Życie, Polecam, Wiara
Kapucyńskie Katowice
dodane 2009-04-26 21:07
No i wróciłem. :) Na początku chce podziękować wszystkim, których wsparcie modlitewne czułem przez ten weekend. Dzięki! A teraz po kolei mała relacja ;)
Zacznę od piątku bo w tym dniu zaczynały się dniu skupienia. Po porannym szkoleniu, które nagle wyskoczyło mi właśnie na ten piątek wsiadłem do pociągu i ruszyłem w kierunku domu. Do domu trafiłem o 17.30, a dni skupienia miały się rozpocząć o 18. Zmęczenie i to że już jestem spóźniony sprawiło, że pomyślałem o rezygnacji z tych dni skupienia. Na całe szczęście mój tata miał trochę czasu i podwiózł mnie w okolice Katowic więc nie musiałem tłuc sie 40 minut autobusem. Po krótkiej jeździe tramwajem trafiłem około godziny 19.30 na ulicę Gliwicką gdzie swój dom mają kapucyni.
Pierwszy małe zaskoczenie spotkało mnie już na ulicy.
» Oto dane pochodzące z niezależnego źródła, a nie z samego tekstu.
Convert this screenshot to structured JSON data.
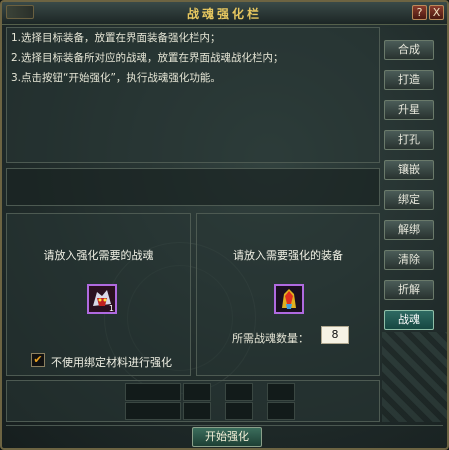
{
  "window": {
    "title": "战魂强化栏"
  },
  "title_buttons": {
    "help": "?",
    "close": "X"
  },
  "instructions": [
    "1.选择目标装备，放置在界面装备强化栏内；",
    "2.选择目标装备所对应的战魂，放置在界面战魂战化栏内；",
    "3.点击按钮“开始强化”，执行战魂强化功能。"
  ],
  "left_slot": {
    "label": "请放入强化需要的战魂",
    "item_count": "1"
  },
  "right_slot": {
    "label": "请放入需要强化的装备",
    "qty_label": "所需战魂数量：",
    "qty_value": "8"
  },
  "checkbox": {
    "label": "不使用绑定材料进行强化",
    "checked": true
  },
  "side_buttons": [
    "合成",
    "打造",
    "升星",
    "打孔",
    "镶嵌",
    "绑定",
    "解绑",
    "清除",
    "折解",
    "战魂"
  ],
  "active_side": "战魂",
  "start_button": "开始强化"
}
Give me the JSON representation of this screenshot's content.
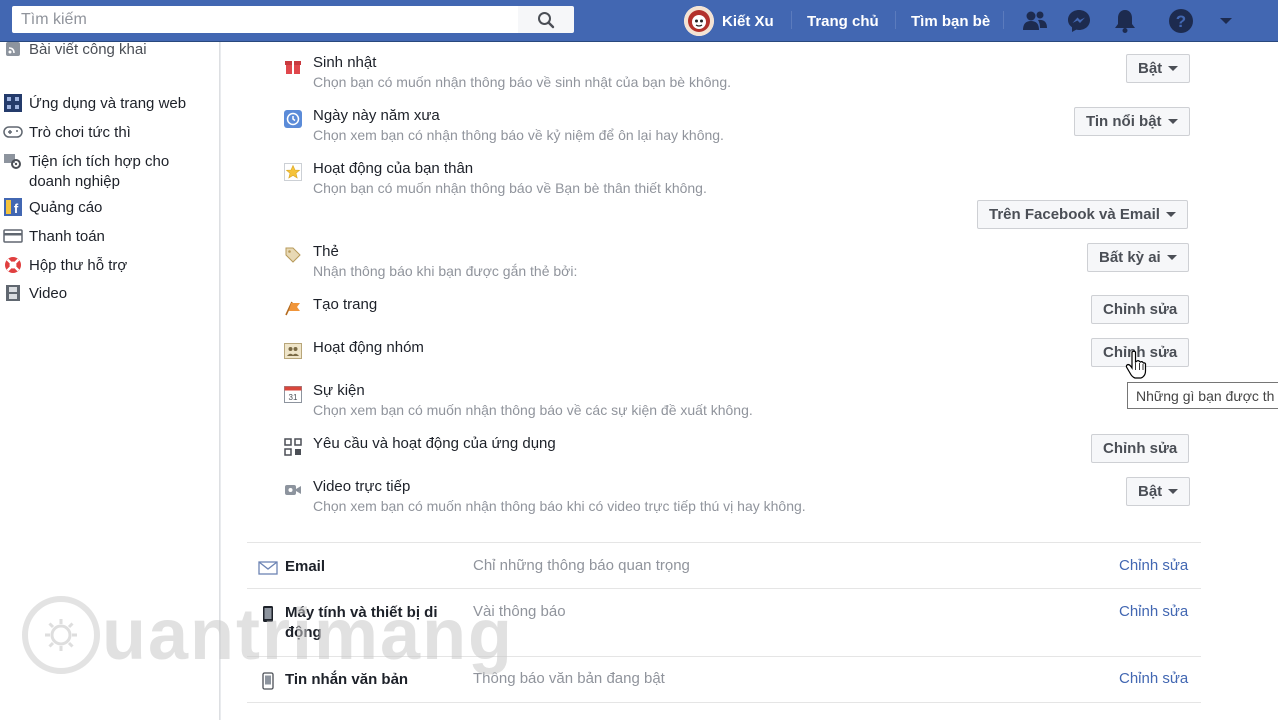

Spodziewałem się jakiegoś okazałego budynku jako domu zakonnego, tymczasem okazało się że bracia mieszkają w małym przydrożnym "familoku", domku z czerwonej cegły, który łatwo przegapić. Po wejściu do środka spotkało mnie kolejne pozytywne zaskoczenie. Uff, przynajmniej nie będę sam ani z jakimiś dzieciakami z gimnazjum pomyślałem, kiedy poznałem siedzących już w środku chłopaków. Miałem nie miłe wspomnienia po wcześniejszych dniach skupienia, wiec ucieszyłem się gdy zobaczyłem chłopaków mniej więcej w moim wieku.
Zapisywałem się na dni skupienie z ubogimi ale myślałem że nie będą sie one zbyt różniły od innych rekolekcji czy dni skupienia. Okazało się, że mamy spędzić jeden dzień tak jak mieszkający tam bracia.
Kapucyński dom powstał w Katowicach Załężu 5 lat temu. Mieszkają tam bracia którzy postanowili żyć całkowicie słowami i radykalizmem świętego Franciszka. Wychodzą wiec do ludzi ubogich i żyją z nimi na co dzień. Utrzymują się tylko z ofiar dobrych ludzi i nie biorą pieniędzy za posługi takie jak odprawianie mszy czy głoszenia Słowa. Mieszkają w jak największej prostocie, śpią na deskach i nie korzystają z ciepłej wody.
Razem z braćmi wyruszyliśmy w sobotę rano do sióstr elżbietanek gdzie pomagaliśmy w podawaniu posiłku ubogim, a przy okazji mogliśmy coś zjeść, czyli poczęstować sie przygotowanym dla ubogich bigosem. Najedzeni (a to najważniejsze dla faceta) ;) ruszyliśmy do domu prowadzonym przez siostry Misjonarki Miłości czyli "kalkutki" gdzie pomagaliśmy w rożnych prostych pracach oraz przygotowaniu i rozdawaniu obiadu. Dom moim zdaniem prowadzony przez siostry super, po prostu pełen profesjonalizm. W nim został obalony mój mit i wyobrażenie zakonnicy. ( ten dom tak mi się spodobał że napisze o nim kiedyś osobną notkę ;))
Troszkę już zmęczeni w drodze powrotnej odwiedziliśmy Klub "Wysoki Zamek" prowadzony przez Wspólnotę Dobrego Pasterza - fajna inicjatywa tej wspólnoty.
Wieczorem tak jak każdego dnia dni skupienia została odprawiona eucharystia i zmęczeni padliśmy na tamtejsze "łóżka" czyli nasze karimaty. Był to czas bardzo bogaty dla mnie bo pokazał mi jak wielu ludzi potrzebuje pomocy, pomógł mi docenić wiele rzeczy które mam, że to jest naprawdę wielka łaska i dar Boga że urodziłem się w takiej a nie innej rodzinie, no i od dziś doceniam że mam ciepła wodę w kranie i wygodne łózko ;)
Polecam te dni skupienia, naprawdę bardzo fajny czas.